この操作を繰り返し、40時間反応させる事で、トリフェニルホスフィンを10.8g(41.1mmol)使用し、2,7−オクタジエン−1−オールアセタートを479.1g(2848mmol)反応させ、OCTと酢酸の混合留出物を428.8g得た。そのうちOCTは258.6g(2390mmol、収率84%)であった。反応留出混合液のサンプリングを行って前記条件でガスクロマトグラフィーにより分析したところ、生成したOCTとC8異性体のモル比(OCT/C8異性体)は98/2〜97/3であった。
分液ロートに工程1で得られた反応留出混合液を50g仕込み、水17gを加えた。20℃で2分間激しく振とうし、5分間静置して二層に分離した水層を取り除いた。再び水を同量追加して、上記操作を5回繰り返すことにより、有機層を29.6g得た。ガスクロマトグラフィーにより分析したところ、純度99.9%のオクタトリエン類(C8異性体2.1%含む)を回収率99%で得られ、酢酸濃度は0.1%以下であった。
[工程2−A]
分液ロートに実施例1の工程1で得られた反応留出混合液を50g仕込み、水17gを加えた。70℃で2分間激しく振とうし、5分間静置して二層に分離した水層を取り除いた。再び水を同量追加して、上記操作を5回繰り返すことにより、有機層を29.0g得た。

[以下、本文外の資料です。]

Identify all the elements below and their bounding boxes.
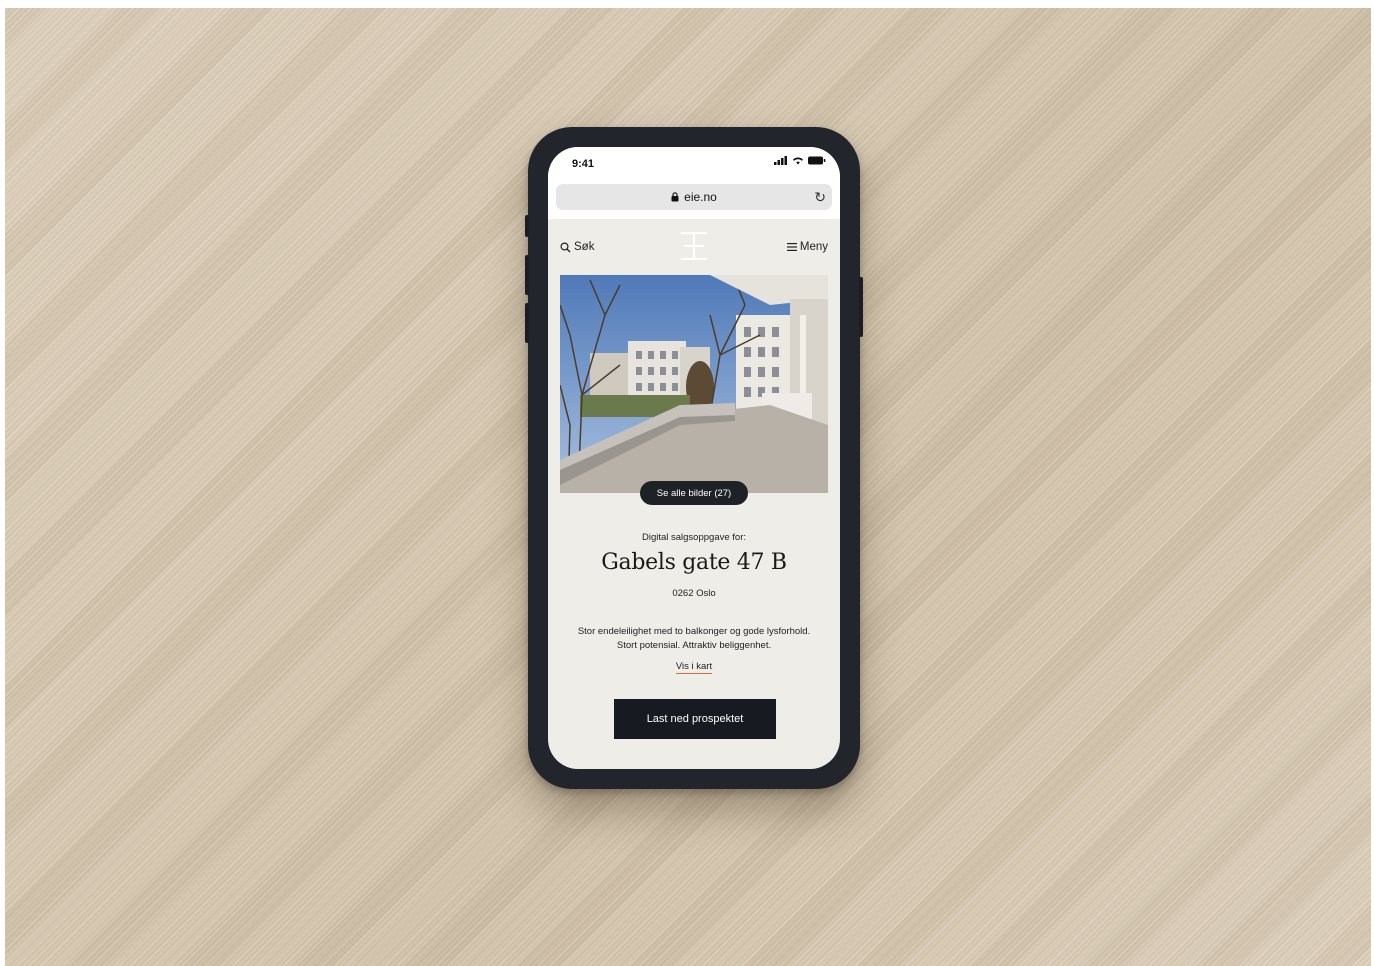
wifi-icon (793, 157, 803, 165)
show-on-map-link[interactable]: Vis i kart (675, 661, 713, 674)
signal-icon (774, 156, 787, 165)
status-icons (774, 156, 826, 165)
address-bar[interactable]: eie.no ↻ (556, 184, 832, 210)
battery-icon (808, 156, 826, 165)
phone-volume-down (525, 303, 529, 343)
property-photo[interactable] (560, 275, 828, 493)
menu-label: Meny (799, 241, 828, 253)
search-label: Søk (574, 241, 595, 253)
phone-screen: 9:41 eie.no ↻ Søk Meny Se alle bilder (2… (548, 147, 840, 769)
lock-icon (671, 192, 679, 202)
download-prospectus-button[interactable]: Last ned prospektet (614, 699, 776, 739)
map-link-row: Vis i kart (548, 661, 840, 674)
status-bar: 9:41 (548, 147, 840, 181)
see-all-photos-button[interactable]: Se alle bilder (27) (640, 481, 748, 505)
phone-mute-switch (525, 215, 529, 237)
listing-kicker: Digital salgsoppgave for: (641, 532, 747, 543)
hamburger-icon (786, 243, 797, 251)
url-text: eie.no (684, 190, 717, 204)
listing-description: Stor endeleilighet med to balkonger og g… (577, 626, 811, 651)
listing-title: Gabels gate 47 B (601, 550, 787, 575)
listing-postal: 0262 Oslo (672, 588, 716, 599)
menu-button[interactable]: Meny (786, 241, 828, 253)
search-icon (560, 241, 571, 252)
smartphone: 9:41 eie.no ↻ Søk Meny Se alle bilder (2… (525, 127, 863, 789)
eie-logo[interactable] (679, 231, 709, 261)
phone-power-button (859, 277, 863, 337)
phone-volume-up (525, 255, 529, 295)
search-button[interactable]: Søk (560, 241, 594, 253)
site-header: Søk Meny (548, 219, 840, 275)
reload-icon[interactable]: ↻ (814, 189, 826, 206)
browser-chrome: eie.no ↻ (548, 181, 840, 219)
status-time: 9:41 (572, 158, 595, 170)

ガスクロマトグラフィーにより分析したところ、純度99.9%のオクタトリエン類(C8異性体2.0%含む)を回収率97%で得られ、酢酸濃度は0.1%以下であった。
[工程2−B]
300mL三口フラスコに実施例1の工程1で得られた反応留出混合液106.6gを入れ、水を25.0g添加することで、下記組成の混合物を131.6g得た。
OCT:48質量%
酢酸:32質量%
水:19質量%
C8異性体:1質量%
当該混合物を20段蒸留塔、還留比3、釜温110℃、60〜67kPaにて蒸留することで、留出物を76.5g得た。分液ロートで当該留出物の有機層/水層を分離することにより、有機層を60.3g得た。ガスクロマトグラフィーにより分析したところ、99.6%純度のOCTを回収率94%で得られ、酢酸濃度は0.1%以下であった。

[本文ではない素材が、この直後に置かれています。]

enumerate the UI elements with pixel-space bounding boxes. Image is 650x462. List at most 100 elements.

300mL三口フラスコに実施例1の工程1で得られた反応留出混合液107gを入れ、下記組成の混合物を準備した。
OCT:60質量%
酢酸:39質量%
C8異性体:1質量%
当該混合物を20段蒸留塔、還留比3、釜温110℃、60〜67kPaにて蒸留したところ、13.9gの留出物が得られた。当該留出物をガスクロマトグラフィーにより分析したところ、OCTを42%、酢酸を58%含んでおり、OCTと酢酸を分離できなかった。
Claims (2)
- 2,7−オクタジエン−1−オールアセタートから1,3,7−オクタトリエンおよび酢酸を含む生成物を得る工程1;および
工程1で得られた生成物を水と接触させる工程2−A;を有することを特徴とする、1,3,7−オクタトリエンの製造方法。 - さらに、工程1で得られた生成物を水と共に蒸留する工程2−B;を有することを特徴とする、請求項1に記載の製造方法。